Otros buscan evitar la descalificación de las boletas por cuestiones de procedimiento, como los matasellos y la fecha de recepción. “Votar no debería ser un juego de trampas”, dijo Ann Jacobs, presidenta de la Comisión Electoral de Wisconsin.

La Ley de Ayuda a Estados Unidos a Votar, aprobada por amplios votos bipartidistas en 2002 en respuesta al recuento de Florida, estaba destinada a ayudar a los estados a actualizar y estandarizar los procedimientos de votación. Pero le da al fiscal general el poder de presentar demandas civiles para hacer cumplir sus disposiciones y algunos críticos dijeron que Barr podría usar eso para intervenir.

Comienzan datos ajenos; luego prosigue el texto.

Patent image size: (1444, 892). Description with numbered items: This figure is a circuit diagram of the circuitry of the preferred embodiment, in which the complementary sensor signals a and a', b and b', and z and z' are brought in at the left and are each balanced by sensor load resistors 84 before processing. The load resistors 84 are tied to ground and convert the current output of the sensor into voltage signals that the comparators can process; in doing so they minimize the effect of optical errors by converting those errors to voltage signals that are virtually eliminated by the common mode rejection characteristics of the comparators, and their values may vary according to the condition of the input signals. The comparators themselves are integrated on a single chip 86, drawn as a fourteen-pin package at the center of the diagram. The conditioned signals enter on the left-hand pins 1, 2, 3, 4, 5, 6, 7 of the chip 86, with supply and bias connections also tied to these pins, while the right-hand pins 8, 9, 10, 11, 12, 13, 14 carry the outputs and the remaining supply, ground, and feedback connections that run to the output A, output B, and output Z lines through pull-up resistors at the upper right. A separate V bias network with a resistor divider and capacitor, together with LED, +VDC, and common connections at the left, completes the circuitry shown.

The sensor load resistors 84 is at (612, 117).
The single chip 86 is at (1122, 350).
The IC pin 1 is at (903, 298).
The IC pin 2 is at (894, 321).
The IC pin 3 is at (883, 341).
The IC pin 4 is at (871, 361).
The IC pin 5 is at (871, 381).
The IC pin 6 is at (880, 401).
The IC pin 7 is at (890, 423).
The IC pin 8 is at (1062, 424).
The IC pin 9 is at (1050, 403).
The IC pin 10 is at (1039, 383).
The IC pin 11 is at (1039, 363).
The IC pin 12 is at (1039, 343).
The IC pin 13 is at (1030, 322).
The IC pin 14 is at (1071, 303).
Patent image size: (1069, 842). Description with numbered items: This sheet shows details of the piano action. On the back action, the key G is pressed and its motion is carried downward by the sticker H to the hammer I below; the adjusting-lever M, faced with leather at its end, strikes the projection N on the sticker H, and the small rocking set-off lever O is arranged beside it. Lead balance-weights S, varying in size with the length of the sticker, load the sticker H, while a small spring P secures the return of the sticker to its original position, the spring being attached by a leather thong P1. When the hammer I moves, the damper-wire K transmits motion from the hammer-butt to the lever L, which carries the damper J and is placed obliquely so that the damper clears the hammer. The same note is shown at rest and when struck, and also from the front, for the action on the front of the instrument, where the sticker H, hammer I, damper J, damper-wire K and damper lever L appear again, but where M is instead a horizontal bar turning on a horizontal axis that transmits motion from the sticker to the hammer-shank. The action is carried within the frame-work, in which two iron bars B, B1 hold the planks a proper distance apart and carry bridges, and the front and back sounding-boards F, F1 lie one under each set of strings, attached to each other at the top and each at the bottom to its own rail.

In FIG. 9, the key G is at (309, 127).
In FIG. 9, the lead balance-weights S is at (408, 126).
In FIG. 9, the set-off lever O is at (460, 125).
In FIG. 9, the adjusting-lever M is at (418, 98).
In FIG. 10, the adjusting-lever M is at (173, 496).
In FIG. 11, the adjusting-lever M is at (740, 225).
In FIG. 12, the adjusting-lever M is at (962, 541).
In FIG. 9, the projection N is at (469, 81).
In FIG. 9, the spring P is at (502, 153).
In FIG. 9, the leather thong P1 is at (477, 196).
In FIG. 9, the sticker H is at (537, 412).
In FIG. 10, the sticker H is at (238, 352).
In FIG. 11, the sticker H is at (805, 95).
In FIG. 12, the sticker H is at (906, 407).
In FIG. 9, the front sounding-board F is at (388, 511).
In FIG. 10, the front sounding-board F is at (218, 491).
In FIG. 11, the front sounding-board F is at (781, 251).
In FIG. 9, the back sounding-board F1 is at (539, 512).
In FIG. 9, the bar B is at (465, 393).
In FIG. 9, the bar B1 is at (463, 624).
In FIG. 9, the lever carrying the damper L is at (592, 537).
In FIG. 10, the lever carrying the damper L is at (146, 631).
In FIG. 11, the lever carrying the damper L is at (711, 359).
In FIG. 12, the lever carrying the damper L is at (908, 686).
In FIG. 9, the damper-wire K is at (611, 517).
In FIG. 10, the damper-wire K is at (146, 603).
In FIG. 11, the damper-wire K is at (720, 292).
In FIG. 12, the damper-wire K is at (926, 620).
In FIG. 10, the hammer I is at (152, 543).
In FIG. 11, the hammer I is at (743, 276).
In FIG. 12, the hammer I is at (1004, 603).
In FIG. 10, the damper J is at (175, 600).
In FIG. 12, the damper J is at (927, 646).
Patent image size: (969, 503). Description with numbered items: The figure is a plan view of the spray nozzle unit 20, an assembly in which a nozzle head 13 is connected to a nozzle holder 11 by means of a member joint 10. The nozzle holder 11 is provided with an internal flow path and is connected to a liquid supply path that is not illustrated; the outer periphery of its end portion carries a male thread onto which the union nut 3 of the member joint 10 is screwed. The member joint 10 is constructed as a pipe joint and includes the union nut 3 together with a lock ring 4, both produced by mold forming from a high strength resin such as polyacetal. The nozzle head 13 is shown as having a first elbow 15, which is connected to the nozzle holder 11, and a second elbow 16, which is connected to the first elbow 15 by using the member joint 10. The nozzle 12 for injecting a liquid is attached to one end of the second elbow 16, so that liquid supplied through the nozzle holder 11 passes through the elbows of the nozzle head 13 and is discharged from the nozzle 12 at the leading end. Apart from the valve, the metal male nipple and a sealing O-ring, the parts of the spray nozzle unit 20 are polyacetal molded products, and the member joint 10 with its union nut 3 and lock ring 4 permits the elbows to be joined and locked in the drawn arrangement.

Algunos demócratas señalaron que estaban menos preocupados por la interferencia directa de Trump o de Barr, pero afirmaron que estos podrían usar su cargo para presionar a los funcionarios estatales o locales que los apoyan para que intercepten los votos y a la vez promuevan una narrativa que debilite la credibilidad de un recuento de votos que no favorezca al presidente.

“El presidente tiene muy poca autoridad, si es que tiene alguna, sobre cómo se llevan a cabo las elecciones”, comentó Elias, el abogado demócrata. “El poder de Trump radica en que no tiene vergüenza y esa falta de vergüenza ha contaminado todo su partido político”.

“No podemos imaginar al partido de George Bush, ni al de John McCain, ni al de Mitt Romney, ni siquiera al de Reince Priebus, diciendo en voz alta las cosas que Donald Trump pregona todos los días o cada semana en Twitter, en el Despacho Oval y en el Jardín de las Rosas”, añadió.

Ante la perspectiva de un recuento ampliado y confuso que se prolongue hasta mucho después del día de las elecciones, se está prestando mayor atención a las fechas límite establecidas por la legislación federal. Según la llamada disposición de refugio, los estados tienen hasta el 8 de diciembre para resolver los conflictos por los resultados, lo que significa que tienen solo cinco semanas, el mismo plazo que hizo que se suspendiera el recuento de Florida en el año 2000 cuando George W. Bush iba a la cabeza.

El senador republicano de Florida Marco Rubio, con el argumento de un posible “escenario de pesadilla para nuestro país”, introdujo el jueves una legislación para ampliar la fecha límite al primero de enero, lo que les otorgaría a los estados tres semanas y media más para realizar el recuento. El Colegio Electoral se reuniría el 2 de enero en vez del 14 de diciembre, aún a tiempo de proporcionar sus resultados al Congreso para que ratifique el resultado el 6 de enero, como está programado.

Al final, podría depender de lo estrecho que en realidad sea el margen.

Si “es evidente que uno u otro candidato tiene una clara mayoría en el Colegio Electoral, entonces no creo que haya mucho que pueda hacer Trump si él es el perdedor, excepto quejarse”, señaló Trevor Potter, presidente de Campaign Legal Center y expresidente de la Comisión Federal Electoral. “Pero si el margen es estrecho, entonces creo que existe la posibilidad de que haya muchos percances”.